World Without Nazism and the Euro-Asian Jewish Congress reported the desecration of a Holocaust memorial site.
World Without Nazism and the Euro-Asian Jewish Congress and the Congress of National Minorities reported a further case of desecration to a Holocaust memorial site.
The Euro-Asian Jewish Congress reported a further case of desecration to a Holocaust memorial.
Our World Gay and Lesbian Centre reported 11 physical assaults, including nine involving serious injury and three by a group; and one case of threats involving a gun against a gay man. The victims were mainly gay men and also included two bisexual men and three gay women. Transgender Europe (TGEU) reported one case of damage to materials displayed during a LGBT photo exhibition.
Nash Mir developed capacity building activities and training for its regional monitoring network. The organization also developed and distributed information materials on legal assistance for victims of human rights abuses and crimes.
The UN Human Rights Council, in its Universal Periodic Review, encouraged Ukraine to further pursue its efforts on training law enforcement to respond to hate crimes in order to ensure proper investigation.
The UN Human Rights Council, in its Universal Periodic Review, expressed concern about violence against LGBT persons in Ukraine and encouraged the government to adopt anti-discrimination laws that include sexual orientation as a protected characteristic.

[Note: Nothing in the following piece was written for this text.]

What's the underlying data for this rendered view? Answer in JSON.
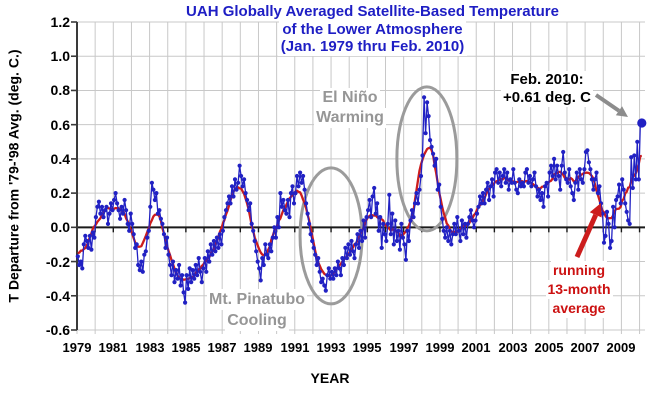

ODIHR observes – in the context of the disparity between reported official and IGO/NGO information on Ukraine – that reliable data can only be collected through mechanisms that capture all cases reported to law enforcement, and that victims should be encouraged to report hate crimes.
In Ukraine, the Ministry of Internal Affairs has established interagency law enforcement structures to combat the illegal activities of neo-Nazi and racist groups. Representatives from the Ministry participated in briefings, roundtables and meetings on the issues of combating racism and xenophobia, which also included various NGOs. On 5 July, the Ministry of Internal Affairs signed a Memorandum of Understanding with ODIHR to launch the implementation of TAHCLE in Ukraine.
Official figures record three hate crimes, of which one is a murder and the two others are cases of violation of citizens’ equality – i.e. either incitement to hatred or criminal discrimination.